The objective is to make available a ready-to-use analytical tool specifically designed for and by forest tree breeders. This tool should:
• take into account all needs and protocols of potential users, following a bottom-top design, where final users i.e. breeders and geneticists drive its evolvability;
• be open to continuous improvements from future collaborators and users, as the best guarantee of flexibility and survival over the long-term;
• be financially supported by a future research project and be made freely available to the forest tree community;
• ideally comprise data warehousing modules, user interface modules, data analyses modules and graphical modules.

For this, several options need to be evaluated in before hand. The tool can be the result of
(1) improvements on already existing packages;
(2) be developed anew.

Regarding (1), several alternatives are possible, which would need a negotiation phase with their respective developers.
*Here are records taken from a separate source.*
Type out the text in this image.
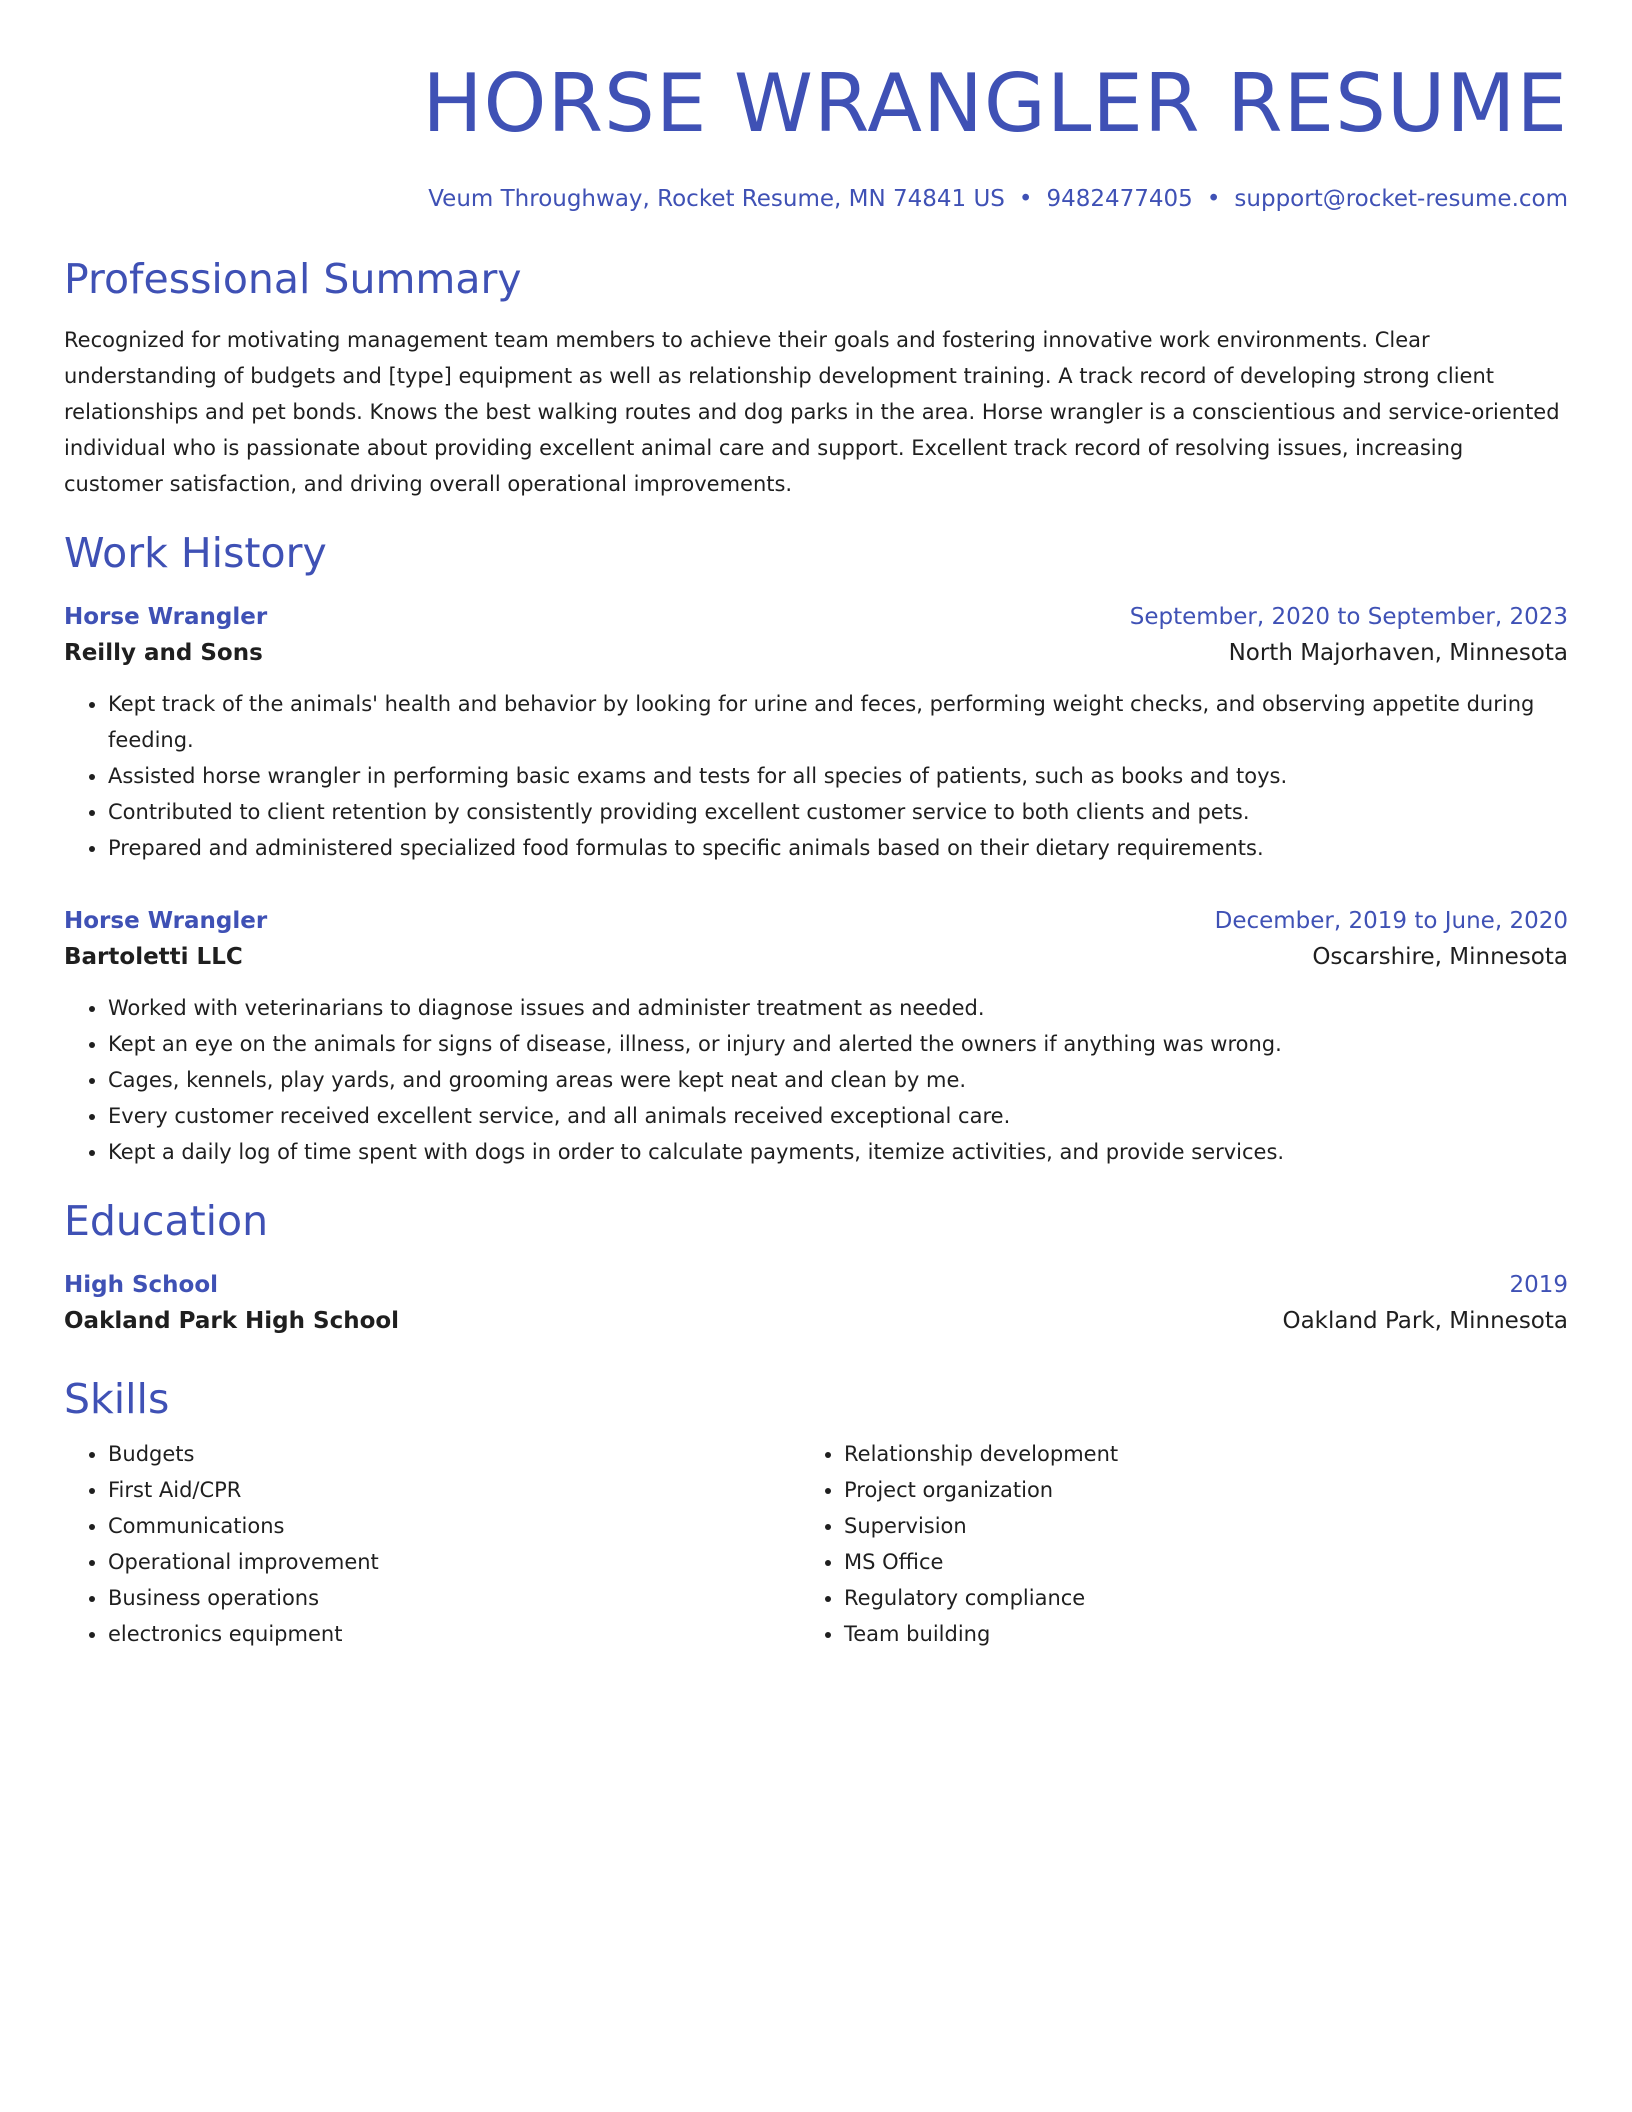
HORSE WRANGLER RESUME
Veum Throughway, Rocket Resume, MN 74841 US • 9482477405 • support@rocket-resume.com
Professional Summary

Recognized for motivating management team members to achieve their goals and fostering innovative work environments. Clear understanding of budgets and [type] equipment as well as relationship development training. A track record of developing strong client relationships and pet bonds. Knows the best walking routes and dog parks in the area. Horse wrangler is a conscientious and service-oriented individual who is passionate about providing excellent animal care and support. Excellent track record of resolving issues, increasing customer satisfaction, and driving overall operational improvements.

Work History
Horse Wrangler	September, 2020 to September, 2023
Reilly and Sons	North Majorhaven, Minnesota
• Kept track of the animals' health and behavior by looking for urine and feces, performing weight checks, and observing appetite during feeding.
• Assisted horse wrangler in performing basic exams and tests for all species of patients, such as books and toys.
• Contributed to client retention by consistently providing excellent customer service to both clients and pets.
• Prepared and administered specialized food formulas to specific animals based on their dietary requirements.
Horse Wrangler	December, 2019 to June, 2020
Bartoletti LLC	Oscarshire, Minnesota
• Worked with veterinarians to diagnose issues and administer treatment as needed.
• Kept an eye on the animals for signs of disease, illness, or injury and alerted the owners if anything was wrong.
• Cages, kennels, play yards, and grooming areas were kept neat and clean by me.
• Every customer received excellent service, and all animals received exceptional care.
• Kept a daily log of time spent with dogs in order to calculate payments, itemize activities, and provide services.
Education
High School	2019
Oakland Park High School	Oakland Park, Minnesota
Skills
• Budgets
• First Aid/CPR
• Communications
• Operational improvement
• Business operations
• electronics equipment
• Relationship development
• Project organization
• Supervision
• MS Office
• Regulatory compliance
• Team building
Considering the option (2), one of the most promising options appears to be a full featured package within the R platform (extremely successful GNU project of a language and environment for statistical computing and graphics).

How to proceed?

This is a very ambitious project, which will certainly need external expertise from developers and a steering committee serving as bridge between developers and the community of users of TREEBREEDEX. Before the development of the tool itself, there are several preliminary steps which must be carried out by the steering committee. These steps are:
• to gather users needs within the breeding community of TREEBREEDEX;
• to evaluate all possible options and make recommendations on best alternative;
• to draft a development project describing the required developments, the expertise needed to fulfil such developments and the required calendar;
• to seek potential calls of proposals among funding agencies, or within projects under construction;
• to identify potential developers within the community, or draft a developers’ profile for future position announcements;
• to monitor and guide the development of the tool;
• to design and launch first formation courses.

Your contribution…

As stated, this is a collaborative project. The project won’t be considered further on without a substantial positive support of TREEBREEDEX members. Your support can be:
• as detractor, providing clear reasons why we should not follow this way;
• as potential user, eager to participate in the identification of needs;
• as member of the steering committee (see next paragraph);
• as developer, if you master programming and statistics;

Who could be member of the steering committee? Any breeder, scientist or geneticist having some involvement in genetic evaluations and statistical analyses, but essentially with high levels of enthusiasm and perseverance (if backed this is expected to be a long process).

VERY IMPORTANT: Please, identify your role, discuss with your colleagues at your home institution and get back to us as soon as possible with your support and/or contributions. If successful, it will be of importance for your institution to be in.

Eduardo Notivol has created a blog that will serve as open discussion forum (http://tbxdataanalysisplatform.blogspot.com/).

For further information or contacts

Leopoldo Sanchez
Luc Pâques









Friday, February 27, 2009

TOPICS

Just for breaking the ice I want to start with some likely needs that should be addressed by this platform....(incomplete)

PLATFORM?

But, What does it mean “platform” in this context?
As usual the question is better than the answer and we are using the term platform because the thing is not defined yet.
A complete software package with different modules for the different needs to be solved?
A set or sets of scripts libraries integrated on an existing statistical software (i.e. R)?
In both and in any other possibility some features are very desirables: Not working as a “black box”, friendly GUI (graphic user interface), open source, free and compatible with standard data formats.